By taking a look at how Web application worms work, it is apparent that there are similar problems with widespread success as seen with traditional network worms, but to a lesser extent. For instance, the ability to identify targets becomes a much easier game. No longer do worms have to guess at which targets to hit. Web search engines create this list for them and even narrow it down to the most likely vulnerable victims. The most dangerous part of Web application worms is that most application-level issues are development errors within the application code and are not simply corrected by installing a patch. Take for example the common Web application vulnerability, SQL injection. SQL Injection is a technique for exploiting Web applications that use client-supplied data in SQL queries without stripping potentially harmful characters first. SQL injection requires a developer to cull through their entire application code base in order to manually fix each piece of code that is vulnerable. Depending on the size of your application, this could take months, years or may not even be feasible to appropriately correct in order to be secure. So the issue is no longer the patch roadblock, but a coding issue at the beginning of an application’s development. This can make a Web application worm very deadly.

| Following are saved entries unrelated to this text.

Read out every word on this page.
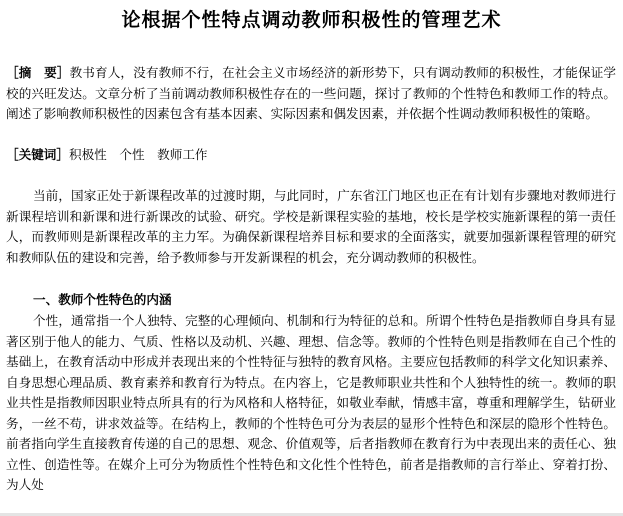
论根据个性特点调动教师积极性的管理艺术
［摘　要］教书育人，没有教师不行，在社会主义市场经济的新形势下，只有调动教师的积极性，才能保证学校的兴旺发达。文章分析了当前调动教师积极性存在的一些问题，探讨了教师的个性特色和教师工作的特点。阐述了影响教师积极性的因素包含有基本因素、实际因素和偶发因素，并依据个性调动教师积极性的策略。
［关键词］积极性　个性　教师工作
当前，国家正处于新课程改革的过渡时期，与此同时，广东省江门地区也正在有计划有步骤地对教师进行新课程培训和新课和进行新课改的试验、研究。学校是新课程实验的基地，校长是学校实施新课程的第一责任人，而教师则是新课程改革的主力军。为确保新课程培养目标和要求的全面落实，就要加强新课程管理的研究和教师队伍的建设和完善，给予教师参与开发新课程的机会，充分调动教师的积极性。
一、教师个性特色的内涵
个性，通常指一个人独特、完整的心理倾向、机制和行为特征的总和。所谓个性特色是指教师自身具有显著区别于他人的能力、气质、性格以及动机、兴趣、理想、信念等。教师的个性特色则是指教师在自己个性的基础上，在教育活动中形成并表现出来的个性特征与独特的教育风格。主要应包括教师的科学文化知识素养、自身思想心理品质、教育素养和教育行为特点。在内容上，它是教师职业共性和个人独特性的统一。教师的职业共性是指教师因职业特点所具有的行为风格和人格特征，如敬业奉献，情感丰富，尊重和理解学生，钻研业务，一丝不苟，讲求效益等。在结构上，教师的个性特色可分为表层的显形个性特色和深层的隐形个性特色。前者指向学生直接教育传递的自己的思想、观念、价值观等，后者指教师在教育行为中表现出来的责任心、独立性、创造性等。在媒介上可分为物质性个性特色和文化性个性特色，前者是指教师的言行举止、穿着打扮、为人处
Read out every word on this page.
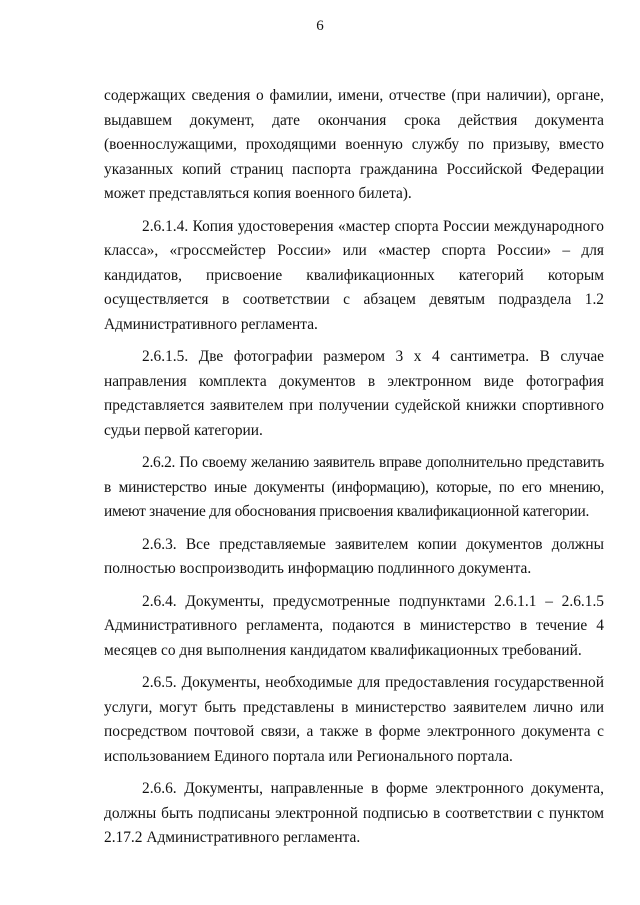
6

содержащих сведения о фамилии, имени, отчестве (при наличии), органе, выдавшем документ, дате окончания срока действия документа (военнослужащими, проходящими военную службу по призыву, вместо указанных копий страниц паспорта гражданина Российской Федерации может представляться копия военного билета).

2.6.1.4. Копия удостоверения «мастер спорта России международного класса», «гроссмейстер России» или «мастер спорта России» – для кандидатов, присвоение квалификационных категорий которым осуществляется в соответствии с абзацем девятым подраздела 1.2 Административного регламента.

2.6.1.5. Две фотографии размером 3 x 4 сантиметра. В случае направления комплекта документов в электронном виде фотография представляется заявителем при получении судейской книжки спортивного судьи первой категории.

2.6.2. По своему желанию заявитель вправе дополнительно представить в министерство иные документы (информацию), которые, по его мнению, имеют значение для обоснования присвоения квалификационной категории.

2.6.3. Все представляемые заявителем копии документов должны полностью воспроизводить информацию подлинного документа.

2.6.4. Документы, предусмотренные подпунктами 2.6.1.1 – 2.6.1.5 Административного регламента, подаются в министерство в течение 4 месяцев со дня выполнения кандидатом квалификационных требований.

2.6.5. Документы, необходимые для предоставления государственной услуги, могут быть представлены в министерство заявителем лично или посредством почтовой связи, а также в форме электронного документа с использованием Единого портала или Регионального портала.

2.6.6. Документы, направленные в форме электронного документа, должны быть подписаны электронной подписью в соответствии с пунктом 2.17.2 Административного регламента.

Let’s take for an example what a possible SQL injection worm might look like. First step is to infect your starting host. This is accomplished by identifying where the host is vulnerable to SQL injection. Second step is to upload your worm payload, which may be done either via unprotected command execution API’s, or via your own stored procedure. Once your payload is running it will use the infected host to make requests to multiple search engines and identify more victims that are vulnerable to SQL injection. It will then upload itself to that victim and the process starts over. What will this accomplish? It all depends on the creator of the worm – it could be malicious and drop the entire database and cause a huge amount of chaos, or it could do something more drastic like dumping the entire database to your index page on the Web site or push it onto the gnutella network.

As the Internet community is learning, Web application worms are not solely theoretical. In fact, the Santy worm and its variants emerged around the beginning of 2005. This worm used the popular search engine Google to find Web sites running phpBB and then used a known exploit in the Web application to propagate itself. However, luckily the worm, which was a first of its kind, did not cause too much damage because it had some fundamental problems. 1. The worm had a re-infection issue. Since it used Google to find vulnerable hosts, it used the same search query for each victim, which always returned the same search results so it could never really propagate to a lot of hosts. 2. It was dependent on Google for its victim list and used a very static query to retrieve the search result. Google was notified and thus corrected the issue so the search query that was used was then denied. Still with these very obvious defects in the nature of the worm, Santy still infected over 10,000 Web sites, defacing each of them.

Tackling the Potential Infestation of Web Application Worms

The solution to Web application worms and worms in general is to fix the problem that the worm uses to propagate. Application firewalls and assessment tools can be a good start, but the real solution is to get the individuals who create software to consider security as a fundamental building block in developing software. Developers who design and build business-enabling applications generally are not security experts and therefore do not know how to avoid creating defects that are so easily exploited by hackers. These applications tend to be pushed into production with little or no security testing. Just as with the network layer, companies must now view the application-layer as a potentially open portal to corporate assets and therefore need to implement the necessary security procedures across the application lifecycle to ensure that critical assets are secure from such new attacks as application worms. With more than one million new Web applications being launched each month and successful hacker attacks in the news each week; application security should no longer be an afterthought for any organization looking to remain viable.